What the Stock Market Crash Means for Designers

August 24, 2015 by Jennifer A. Diffley

After six years of steady increases, the DOW has fallen 1,089 points in only five days and doesn't show signs of recovery. Here's a look at how it could affect the world of electrical engineering.

The Chinese equities bubble has popped, and it's taking the DOW with it.

The world's fascination with and need for technology has been keeping Chinese manufacturing in the best economic position it's ever known. It is the world's largest producer of manufactured goods and the main supplier of everything from smartphones to computers: in fact, there's a good chance the majority of the products sitting on your desk right now were produced in one of its high-production, low-wage factories. For years, manufacturers like Apple have relied on Chinese production to keep up with demand while maintaining an impressive profit margin.

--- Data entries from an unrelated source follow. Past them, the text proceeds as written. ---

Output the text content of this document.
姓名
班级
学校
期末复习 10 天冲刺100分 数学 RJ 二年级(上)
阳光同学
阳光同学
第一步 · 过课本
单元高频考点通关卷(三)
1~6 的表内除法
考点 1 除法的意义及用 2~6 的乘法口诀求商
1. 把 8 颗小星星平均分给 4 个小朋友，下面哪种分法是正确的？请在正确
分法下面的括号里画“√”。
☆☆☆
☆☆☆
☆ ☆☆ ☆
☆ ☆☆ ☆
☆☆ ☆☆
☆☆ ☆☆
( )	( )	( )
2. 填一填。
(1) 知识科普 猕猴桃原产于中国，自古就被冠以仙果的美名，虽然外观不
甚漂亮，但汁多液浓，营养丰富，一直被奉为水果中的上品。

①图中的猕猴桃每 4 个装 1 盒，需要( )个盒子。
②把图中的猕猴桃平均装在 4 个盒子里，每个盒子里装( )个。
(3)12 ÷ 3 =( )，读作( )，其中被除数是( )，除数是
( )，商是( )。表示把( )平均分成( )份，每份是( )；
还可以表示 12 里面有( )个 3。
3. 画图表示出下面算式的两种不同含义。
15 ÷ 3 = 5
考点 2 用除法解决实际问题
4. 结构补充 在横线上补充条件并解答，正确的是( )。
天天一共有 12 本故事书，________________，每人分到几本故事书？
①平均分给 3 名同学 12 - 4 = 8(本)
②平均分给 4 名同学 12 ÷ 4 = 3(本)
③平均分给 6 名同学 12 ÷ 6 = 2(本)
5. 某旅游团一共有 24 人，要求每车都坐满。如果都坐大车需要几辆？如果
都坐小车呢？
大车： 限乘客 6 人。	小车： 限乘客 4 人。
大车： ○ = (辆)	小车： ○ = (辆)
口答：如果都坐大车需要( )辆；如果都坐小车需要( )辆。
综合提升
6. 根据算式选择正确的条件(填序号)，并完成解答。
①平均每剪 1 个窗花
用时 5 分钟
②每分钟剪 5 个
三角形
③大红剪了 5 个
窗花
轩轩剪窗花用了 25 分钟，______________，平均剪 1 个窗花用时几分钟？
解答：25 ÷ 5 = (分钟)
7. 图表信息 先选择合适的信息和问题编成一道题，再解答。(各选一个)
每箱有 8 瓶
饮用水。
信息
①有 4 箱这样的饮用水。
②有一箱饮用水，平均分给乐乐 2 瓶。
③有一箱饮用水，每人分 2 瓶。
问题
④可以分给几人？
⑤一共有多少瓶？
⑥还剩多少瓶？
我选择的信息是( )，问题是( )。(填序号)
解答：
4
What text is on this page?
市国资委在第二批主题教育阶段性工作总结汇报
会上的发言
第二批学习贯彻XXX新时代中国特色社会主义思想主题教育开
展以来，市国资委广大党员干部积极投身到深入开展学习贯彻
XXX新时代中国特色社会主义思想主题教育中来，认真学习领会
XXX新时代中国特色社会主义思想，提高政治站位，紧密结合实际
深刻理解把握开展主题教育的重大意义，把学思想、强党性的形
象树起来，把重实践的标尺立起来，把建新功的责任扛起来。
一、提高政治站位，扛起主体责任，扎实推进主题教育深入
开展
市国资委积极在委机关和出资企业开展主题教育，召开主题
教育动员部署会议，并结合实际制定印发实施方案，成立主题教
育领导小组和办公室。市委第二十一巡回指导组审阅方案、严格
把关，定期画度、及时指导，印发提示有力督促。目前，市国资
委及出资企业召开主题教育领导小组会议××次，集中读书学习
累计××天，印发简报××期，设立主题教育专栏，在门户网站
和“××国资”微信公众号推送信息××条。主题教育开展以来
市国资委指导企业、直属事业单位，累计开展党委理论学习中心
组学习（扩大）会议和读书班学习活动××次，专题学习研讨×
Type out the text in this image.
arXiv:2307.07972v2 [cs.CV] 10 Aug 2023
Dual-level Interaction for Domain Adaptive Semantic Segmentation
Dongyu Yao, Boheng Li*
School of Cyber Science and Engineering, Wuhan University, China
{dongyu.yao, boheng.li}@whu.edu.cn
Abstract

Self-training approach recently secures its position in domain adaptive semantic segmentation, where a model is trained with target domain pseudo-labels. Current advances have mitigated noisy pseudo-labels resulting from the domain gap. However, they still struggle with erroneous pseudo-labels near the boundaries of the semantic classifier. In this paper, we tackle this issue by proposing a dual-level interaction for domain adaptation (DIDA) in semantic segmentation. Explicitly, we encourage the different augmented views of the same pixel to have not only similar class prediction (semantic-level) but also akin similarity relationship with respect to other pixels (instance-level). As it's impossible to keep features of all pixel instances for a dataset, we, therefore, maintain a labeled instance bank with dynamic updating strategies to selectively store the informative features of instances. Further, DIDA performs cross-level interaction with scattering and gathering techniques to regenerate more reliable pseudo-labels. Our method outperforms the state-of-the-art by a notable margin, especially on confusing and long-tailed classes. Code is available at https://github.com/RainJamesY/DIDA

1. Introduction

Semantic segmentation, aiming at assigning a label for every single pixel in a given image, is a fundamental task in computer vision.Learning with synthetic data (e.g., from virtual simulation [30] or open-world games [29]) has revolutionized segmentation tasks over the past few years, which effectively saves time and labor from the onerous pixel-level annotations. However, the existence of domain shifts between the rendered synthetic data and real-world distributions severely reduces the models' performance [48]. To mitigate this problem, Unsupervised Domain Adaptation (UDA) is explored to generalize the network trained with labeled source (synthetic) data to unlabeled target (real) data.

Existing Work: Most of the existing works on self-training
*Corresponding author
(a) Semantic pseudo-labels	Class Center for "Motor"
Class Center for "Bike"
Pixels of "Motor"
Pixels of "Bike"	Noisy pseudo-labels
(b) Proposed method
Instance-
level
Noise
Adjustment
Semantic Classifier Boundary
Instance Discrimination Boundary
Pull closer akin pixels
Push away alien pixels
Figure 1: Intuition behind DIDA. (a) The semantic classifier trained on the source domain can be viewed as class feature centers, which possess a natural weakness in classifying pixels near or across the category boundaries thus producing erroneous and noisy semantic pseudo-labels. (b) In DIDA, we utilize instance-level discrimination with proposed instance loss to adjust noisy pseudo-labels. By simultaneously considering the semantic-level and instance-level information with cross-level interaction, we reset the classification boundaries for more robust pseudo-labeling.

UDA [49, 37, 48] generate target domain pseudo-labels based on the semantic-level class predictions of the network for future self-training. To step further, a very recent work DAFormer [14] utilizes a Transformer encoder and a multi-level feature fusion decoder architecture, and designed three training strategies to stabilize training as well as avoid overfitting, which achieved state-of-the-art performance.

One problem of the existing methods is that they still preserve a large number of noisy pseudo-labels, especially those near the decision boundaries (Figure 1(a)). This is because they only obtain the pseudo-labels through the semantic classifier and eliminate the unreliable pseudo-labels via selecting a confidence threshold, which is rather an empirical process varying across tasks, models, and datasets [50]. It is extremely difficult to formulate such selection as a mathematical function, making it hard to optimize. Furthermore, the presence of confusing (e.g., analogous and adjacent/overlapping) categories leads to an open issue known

But the kind of growth China has been experiencing for the past decade simply isn't sustainable in an unstable economy: in June, as a result of investors pouring money into an economy with lackluster growth and slim company profits, the bubble popped. The Shanghai index lost about a third of its value and the Shenzhen Composite showed dramatic losses. Whatever moves the government made to alleviate the damage failed, and the Shanghai Composite wiped away any gains made in 2015.

With American and Chinese economies so tightly interconnected, a fluctuation in one ultimately affects the other: the DOW has fallen by more than 1,000 in a five-day trading period. Confident investors grown complacent by steadily increasing stocks over the last six years have begun to face the ramifications of what has been foreshadowed for years: it's impossible to produce massive amounts of electronics, pay a subsistence salary to workers, increase demand, and then not expect something to give. Tech companies have been slammed especially hard.

A peek inside a Chinese assembly plant.

And what if recovery is not soon in coming? What if China's already volatile economy simply is unable to weather an economic assault of this magnitude?

For tech companies, it may mean a complete logistical overhaul. Many companies were already looking at other third-world companies for cheaper production, but that would mean essentially relocating and duplicating the same issues. Designers that relied on Chinese manufacturing for things like PCBs and components may find their sources sluggish and unreliable. 

Ultimately, the crash may either be an initial hint at further calamities or a warning of how to proceed from here on out: paying more for manufacturing, ensuring fair treatment of workers, and stabilizing production is the only way to have meaningful growth. It may mean that profit margins are cut, but ultimately will keep the tech industry from collapsing. 

1 Comment
  • Papabravo August 25, 2015

    The article is wrong on the facts and reaches dubious conclusions.  The stock market and the real economy are not as tightly coupled as many people think, and the reliability of information or lack therof may be more important than the economic well being and living standards of the workers.  Savy investors make money regardless of which way the market goes and sheep will always get slaughtered.